A colony of bats marked our turning point for home but not before more photos and scroggin for morning tea. Ah, scroggin - one of those things you can only enjoy sitting in a river bed with a bottle of water and one of those postcard views no one else will believe is real. Sue and I sat there happy prisoners in the moment.

The return trip was highlighted by our discovery of the bower of a Great Bower Bird. Similar to the Satin Bower Bird for all you easterners, only this bloke collects white things to decorate the tunnel he has constructed out of sticks. Then when his lady comes around, he dances his finest bird boogie in the bower in order to woo her. Cheaper than chocolate, dinner and a movie but a whole lot more work!

The heat of the day was paid homage with sleep, games and endless cups of tea before we went back to record another fabulous sunset. I wrote for the first time of the trip – a poem about sensing my Mum with me in this beautiful place (Waiting). Sue's back was responding to treatment and we shared an evening cup of tea and conversation with a couple from Holland and Germany via Sydney and Port Macquarie.

9/08/08 Windjana Gorge NP 70 (6632) kms

My sister-in-law turns 40 today. I still remember when she was a birthday cake terrorist at 9, wrecking chocolate cakes with Pepsi incendiaries. Our spirits will be with her tonight even though hers won't be in us.

Sue woke pain free and slept with comfort after a rare sleep in. I rose early and wrote again. This place makes my senses jangle.

Not much on the agenda today: mostly enjoying the perversity of wasting time. In the morning we went out to the ruins of the Lillimilura Police Station, where Jandamarra shot his policeman friend What a stark, hostile place only 4 km from the gorge. We had another dose of the beginning of the gorge but I'm fast getting over crocodiles and the way people are blind to everything else about this place. At one stage we were observing some delightful birds and pointed them out to a passer by who shrugged his shoulders and asked us if we had see any crocs. It's always so pleasing when your point is made so powerfully by the ignorant! Not withstanding this point of view, Sue decided she wanted to walk down onto the big sand bar which is beside the main croc haunt in the mornings so she could observe some crocs on the far bank and those swimming in the water but we left when one of the larger crocs swam in our direction with some degree of urgency. As he didn't have his hand up, I knew he didn't wish to ask a question. We rounded a large pink striated boulder of ancient coral away from the main gathering of crocs and began looking for odd bods - crocs off by themselves. Both of us were about four metres from the water's edge, a metre or so of which was in shadow. We were in bright, blinding sunshine. As Sue stepped forward to the water's edge, my eyes suddenly adjusted and saw two crocs lying in the shadow, now less than three metres away. It’s the first time Sue has immediately done as she was told since 20/01/79.
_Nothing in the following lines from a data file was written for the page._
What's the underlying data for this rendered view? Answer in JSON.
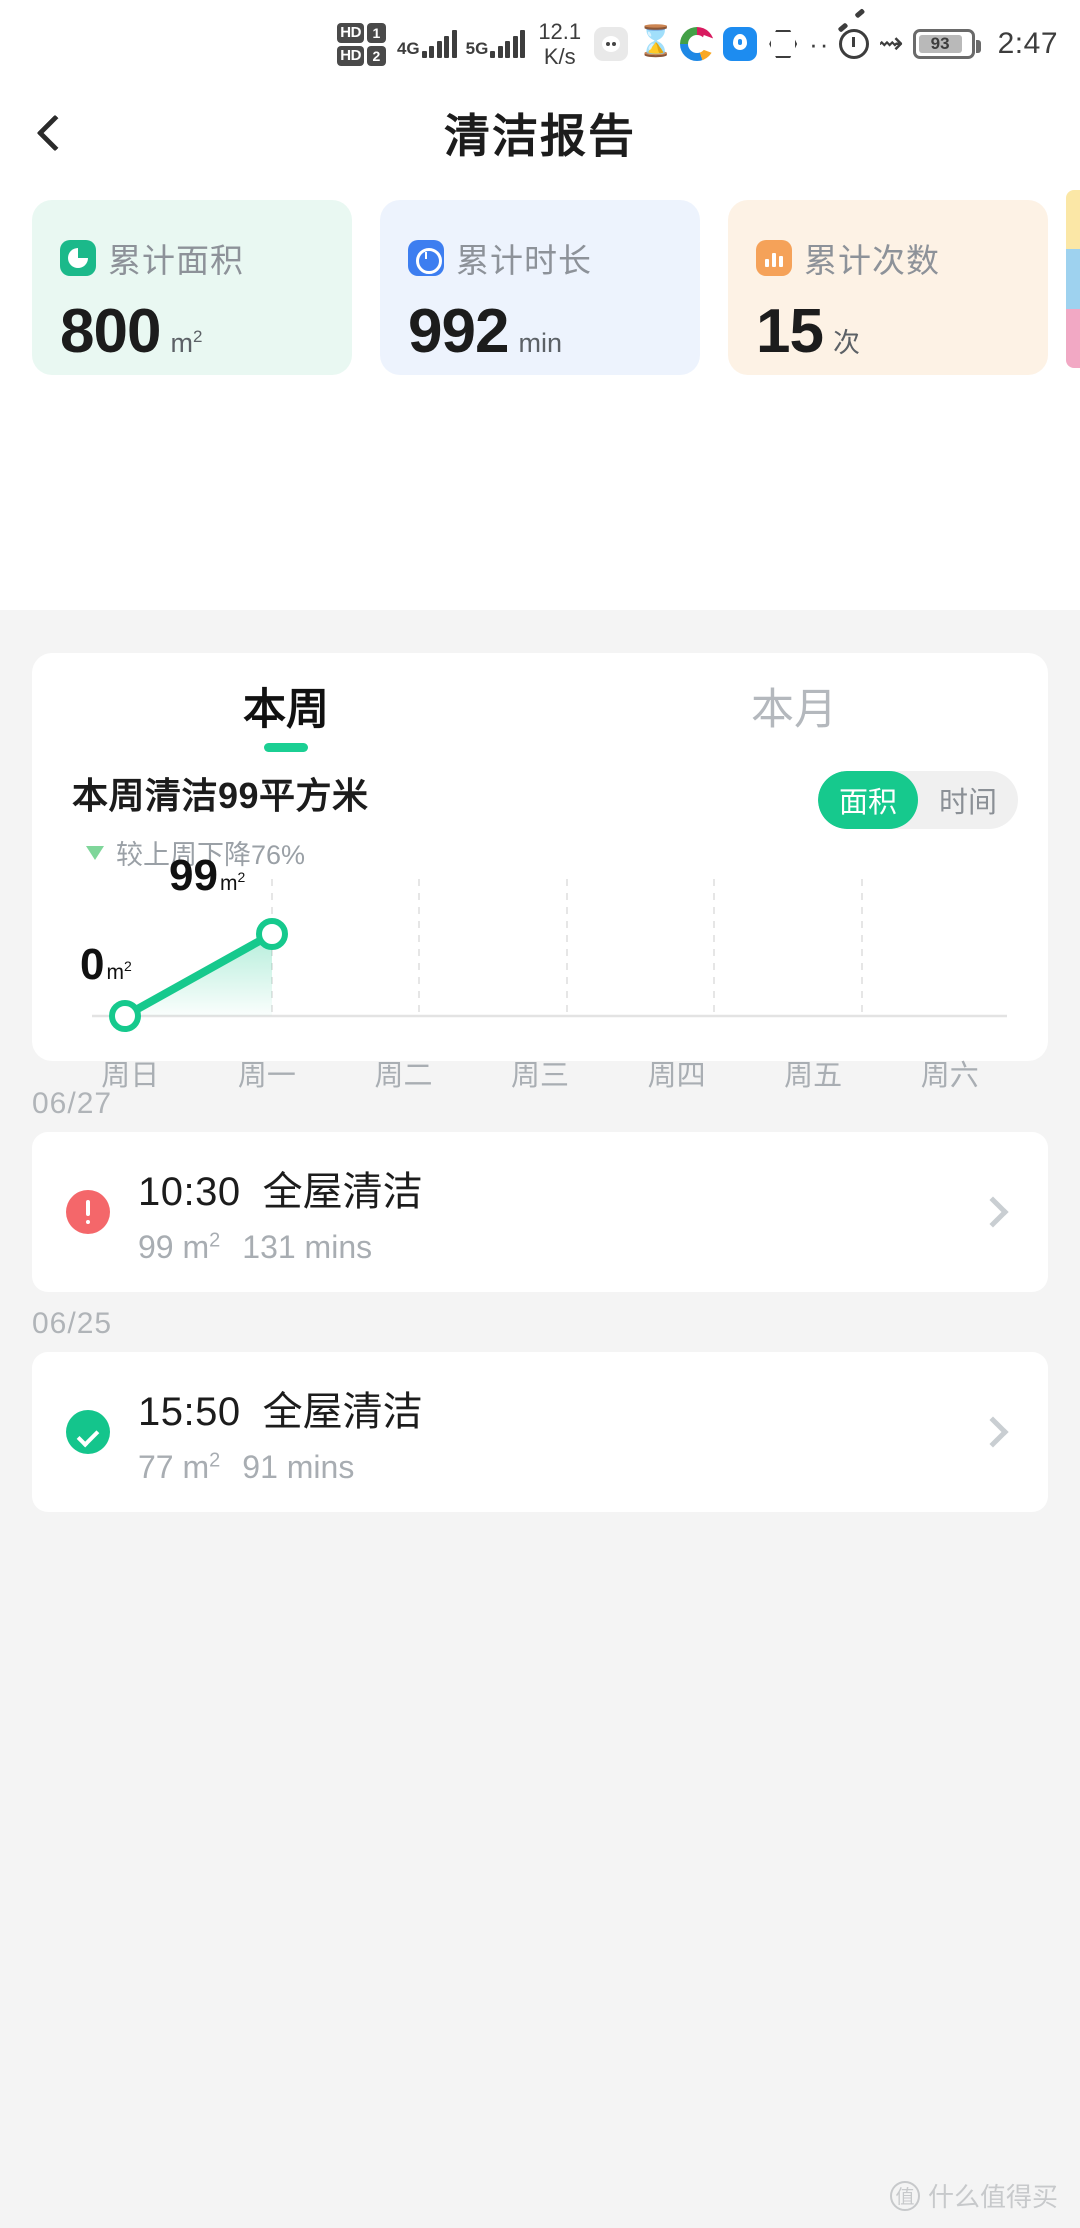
{
  "status_bar": {
    "hd_labels": [
      "HD",
      "HD"
    ],
    "sim_labels": [
      "1",
      "2"
    ],
    "net1": "4G",
    "net2": "5G",
    "speed_value": "12.1",
    "speed_unit": "K/s",
    "battery": "93",
    "time": "2:47"
  },
  "nav": {
    "title": "清洁报告",
    "back_icon": "chevron-left-icon"
  },
  "stats": [
    {
      "label": "累计面积",
      "value": "800",
      "unit": "m",
      "sup": "2",
      "icon": "pie-chart-icon",
      "accent": "#1bb98a",
      "bg": "#e9f8f2"
    },
    {
      "label": "累计时长",
      "value": "992",
      "unit": "min",
      "sup": "",
      "icon": "clock-icon",
      "accent": "#3d7ef0",
      "bg": "#edf3fd"
    },
    {
      "label": "累计次数",
      "value": "15",
      "unit": "次",
      "sup": "",
      "icon": "bar-chart-icon",
      "accent": "#f5a259",
      "bg": "#fdf2e5"
    }
  ],
  "chart_panel": {
    "tabs": [
      {
        "label": "本周",
        "active": true
      },
      {
        "label": "本月",
        "active": false
      }
    ],
    "summary_title": "本周清洁99平方米",
    "summary_sub": "较上周下降76%",
    "trend_icon": "arrow-down-icon",
    "segments": [
      {
        "label": "面积",
        "active": true
      },
      {
        "label": "时间",
        "active": false
      }
    ]
  },
  "chart_data": {
    "type": "line",
    "title": "本周清洁99平方米",
    "categories": [
      "周日",
      "周一",
      "周二",
      "周三",
      "周四",
      "周五",
      "周六"
    ],
    "values": [
      0,
      99,
      null,
      null,
      null,
      null,
      null
    ],
    "point_labels": [
      "0",
      "99"
    ],
    "unit": "m²",
    "xlabel": "",
    "ylabel": "",
    "ylim": [
      0,
      130
    ],
    "grid": "vertical-dashed",
    "legend": "none",
    "line_color": "#16c98d",
    "area_fill": "#16c98d"
  },
  "history": [
    {
      "date": "06/27",
      "status": "alert",
      "time": "10:30",
      "mode": "全屋清洁",
      "area": "99 m",
      "area_sup": "2",
      "duration": "131 mins",
      "chevron": "chevron-right-icon"
    },
    {
      "date": "06/25",
      "status": "ok",
      "time": "15:50",
      "mode": "全屋清洁",
      "area": "77 m",
      "area_sup": "2",
      "duration": "91 mins",
      "chevron": "chevron-right-icon"
    }
  ],
  "watermark": {
    "logo": "值",
    "text": "什么值得买"
  }
}
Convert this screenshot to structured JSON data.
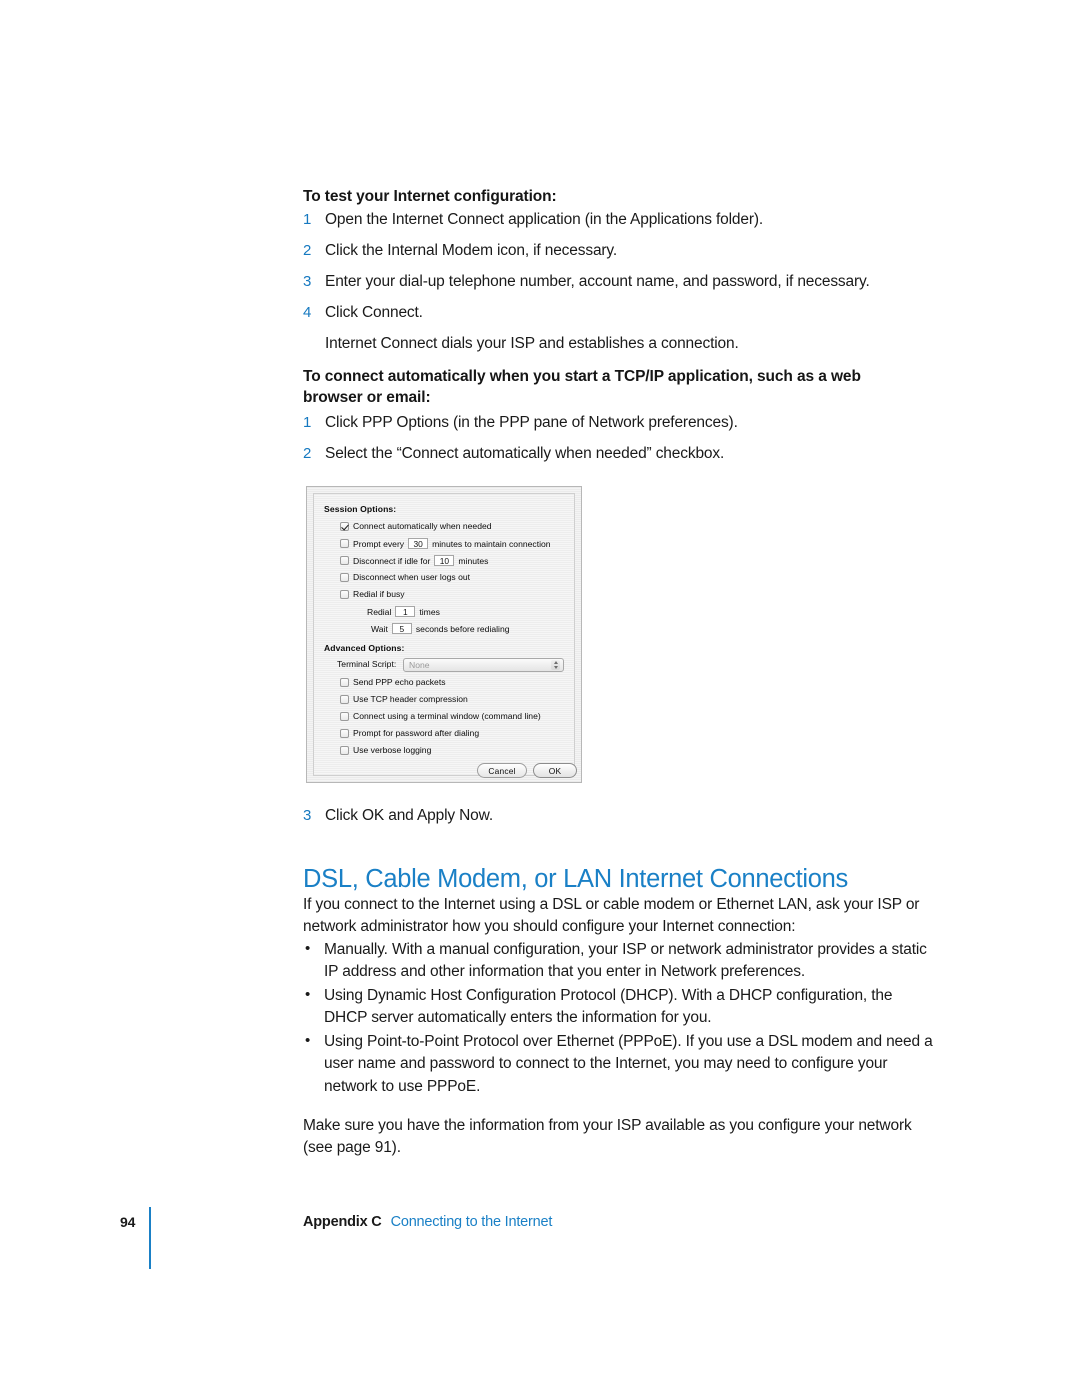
{
  "colors": {
    "accent_blue": "#1a80c6",
    "step_number_blue": "#1679c0",
    "body_text": "#1a1a1a"
  },
  "sections": {
    "test_config": {
      "heading": "To test your Internet configuration:",
      "steps": [
        {
          "num": "1",
          "text": "Open the Internet Connect application (in the Applications folder)."
        },
        {
          "num": "2",
          "text": "Click the Internal Modem icon, if necessary."
        },
        {
          "num": "3",
          "text": "Enter your dial-up telephone number, account name, and password, if necessary."
        },
        {
          "num": "4",
          "text": "Click Connect."
        }
      ],
      "note": "Internet Connect dials your ISP and establishes a connection."
    },
    "auto_connect": {
      "heading": "To connect automatically when you start a TCP/IP application, such as a web browser or email:",
      "steps": [
        {
          "num": "1",
          "text": "Click PPP Options (in the PPP pane of Network preferences)."
        },
        {
          "num": "2",
          "text": "Select the “Connect automatically when needed” checkbox."
        }
      ],
      "final_step": {
        "num": "3",
        "text": "Click OK and Apply Now."
      }
    },
    "dsl_section": {
      "title": "DSL, Cable Modem, or LAN Internet Connections",
      "intro": "If you connect to the Internet using a DSL or cable modem or Ethernet LAN, ask your ISP or network administrator how you should configure your Internet connection:",
      "bullets": [
        "Manually. With a manual configuration, your ISP or network administrator provides a static IP address and other information that you enter in Network preferences.",
        "Using Dynamic Host Configuration Protocol (DHCP). With a DHCP configuration, the DHCP server automatically enters the information for you.",
        "Using Point-to-Point Protocol over Ethernet (PPPoE). If you use a DSL modem and need a user name and password to connect to the Internet, you may need to configure your network to use PPPoE."
      ],
      "closing": "Make sure you have the information from your ISP available as you configure your network (see page 91)."
    }
  },
  "dialog": {
    "session_options_title": "Session Options:",
    "session_rows": [
      {
        "checked": true,
        "label": "Connect automatically when needed"
      },
      {
        "checked": false,
        "label_before": "Prompt every",
        "value": "30",
        "label_after": "minutes to maintain connection"
      },
      {
        "checked": false,
        "label_before": "Disconnect if idle for",
        "value": "10",
        "label_after": "minutes"
      },
      {
        "checked": false,
        "label": "Disconnect when user logs out"
      },
      {
        "checked": false,
        "label": "Redial if busy"
      }
    ],
    "redial_row": {
      "label_before": "Redial",
      "value": "1",
      "label_after": "times"
    },
    "wait_row": {
      "label_before": "Wait",
      "value": "5",
      "label_after": "seconds before redialing"
    },
    "advanced_options_title": "Advanced Options:",
    "terminal_script_label": "Terminal Script:",
    "terminal_script_value": "None",
    "advanced_rows": [
      {
        "checked": false,
        "label": "Send PPP echo packets"
      },
      {
        "checked": false,
        "label": "Use TCP header compression"
      },
      {
        "checked": false,
        "label": "Connect using a terminal window (command line)"
      },
      {
        "checked": false,
        "label": "Prompt for password after dialing"
      },
      {
        "checked": false,
        "label": "Use verbose logging"
      }
    ],
    "cancel_label": "Cancel",
    "ok_label": "OK"
  },
  "footer": {
    "page_number": "94",
    "appendix": "Appendix C",
    "link": "Connecting to the Internet"
  }
}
We left in brown corduroys, as one does in such circumstances, making a discrete retreat - running and screaming up the beach, down the track and out of the gorge and warning everyone we met, probably for months. Actually, walking slowly back to the entrance we spotted two Corellas paired quietly in a tree nook and had the greatest pleasure to watch and photograph an elusive pair of Rainbow Bee Eaters. I have seen them everywhere I have gone on this holiday and when I don't, I'll know my Mum has gone. They are her favourite bird.

TUNNEL CREEK NP
WINDJANA GORGE NPPHOTOS
Rest, cuppas, sunset, stars, conversations with strangers, reading and sleeping filled in the rest of the day. Derby tomorrow and 12m tides, hot water and contact with the outside world!